Yémen: le Comité des droits de l’homme épingle les abus des forces de sécurité, les ratés de la lutte antiterroriste et le non-respect des droits de la femme

14/03/2012
Assemblée généraleDH/CT/741
Département de l’information • Service des informations et des accréditations • New York

Pacte international relatif                                

aux droits civils et politiques                            

Comité des droits de l’homme

Cent-quatrième session

2868e séance – après-midi


YÉMEN: LE COMITÉ DES DROITS DE L’HOMME ÉPINGLE LES ABUS DES FORCES DE SÉCURITÉ, LES RATÉS DE LA LUTTE

ANTITERRORISTE ET LE NON-RESPECT DES DROITS DE LA FEMME


Les experts du Comité des droits de l’homme ont poursuivi aujourd’hui leurs travaux entamés lundi, en examinant le cinquième rapport périodique du Yémen.  Ils se sont, entre autres, appesantis sur les abus des forces de sécurité,les dommages collatéraux de la lutte antiterroriste et les entraves à l’exercice des droits de la femme.


L’impact sur les droits de l’homme de la crise politique « née au printemps arabe » a particulièrement préoccupé les experts.  Comme l’a dit la Ministre yéménite des droits de l’homme, le pays a enregistré en 2011, environ « 2 000 martyrs » parmi lesquels 140 enfants, 20 000 blessés et des dégâts matériels importants.


Plusieurs membres du Comité ont voulu savoir ce que fait l’État contre les abus commis par les forces de sécurité.  L’expert de l’Algérie s’est interrogé sur une éventuelle réforme de ces forces.
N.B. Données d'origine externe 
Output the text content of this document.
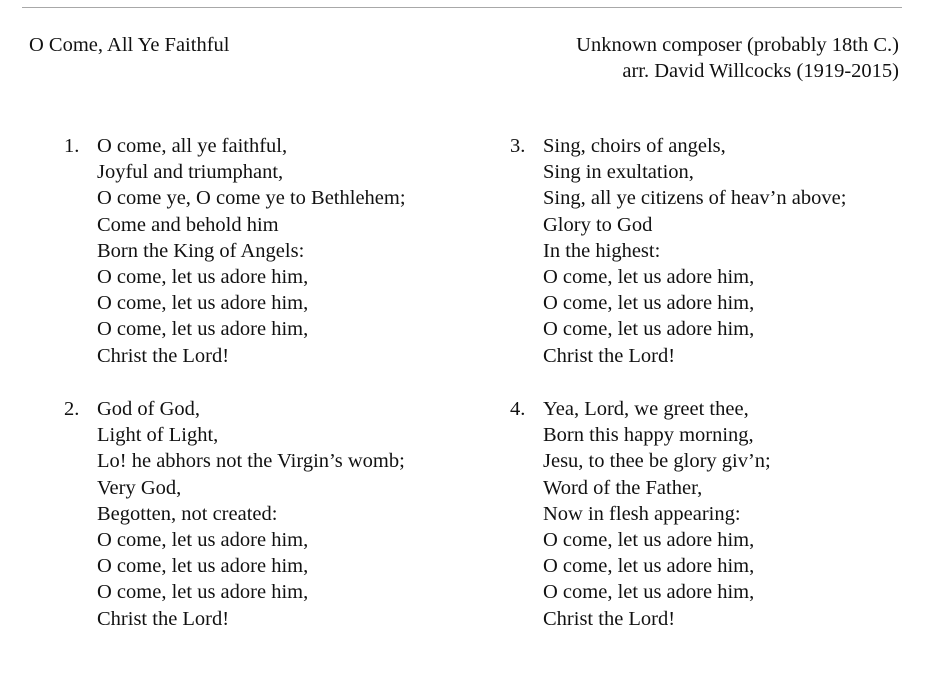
O Come, All Ye Faithful	Unknown composer (probably 18th C.)
arr. David Willcocks (1919-2015)
1. O come, all ye faithful,
Joyful and triumphant,
O come ye, O come ye to Bethlehem;
Come and behold him
Born the King of Angels:
O come, let us adore him,
O come, let us adore him,
O come, let us adore him,
Christ the Lord!
2. God of God,
Light of Light,
Lo! he abhors not the Virgin’s womb;
Very God,
Begotten, not created:
O come, let us adore him,
O come, let us adore him,
O come, let us adore him,
Christ the Lord!
3. Sing, choirs of angels,
Sing in exultation,
Sing, all ye citizens of heav’n above;
Glory to God
In the highest:
O come, let us adore him,
O come, let us adore him,
O come, let us adore him,
Christ the Lord!
4. Yea, Lord, we greet thee,
Born this happy morning,
Jesu, to thee be glory giv’n;
Word of the Father,
Now in flesh appearing:
O come, let us adore him,
O come, let us adore him,
O come, let us adore him,
Christ the Lord!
Comme signe de l’engagement du pays en faveur des droits de l’homme, la délégation yéménite a argué du fait que « plusieurs auteurs de violations ont été arrêtés et traduits devant les tribunaux militaires ».  Elle a reconnu que beaucoup de violations naissaient de la méconnaissance des droits de l’homme par un pan important des forces de sécurité.  Il nous faut poursuivre la sensibilisation avec l’aide des partenaires, a plaidé la délégation.


S’agissant de la lutte contre le terrorisme, les experts se sont attardés sur l’utilisation des drones et leurs dégâts au sein de la population.  « Nous avons débattu de cette question avec les États-Unis mais ces échanges n’ont pas permis de faire la lumière sur les pertes en vies humaines », a déploré la délégation.


La question des droits de la femme a également été largement commentée par les experts du Comité dont le Japonais qui a demandé des précisions sur la manière dont la nouvelle Constitution assurerait le respect de ces droits.


La délégation a invoqué, entre autres, la loi sur les quotas dont l’idée est de parvenir à un taux de 30% de femmes, prioritairement dans les entités dont les membres sont nommés.  Une entité gouvernementale propose aussi des amendements juridiques, a fait savoir la délégation.


Cet après-midi, la délégation du Yémen, composée de quatre personnalités, était conduite par la Ministre des droits de l’homme, Mme Hooriya Mashhoyr Ahmed.


Le Comité des droits de l’homme poursuivra l’examen du rapport périodique du Yémen demain, jeudi 15 mars, à partir de 10 heures, puis se penchera, à partir de 15 heures, sur le rapport périodique du Turkménistan.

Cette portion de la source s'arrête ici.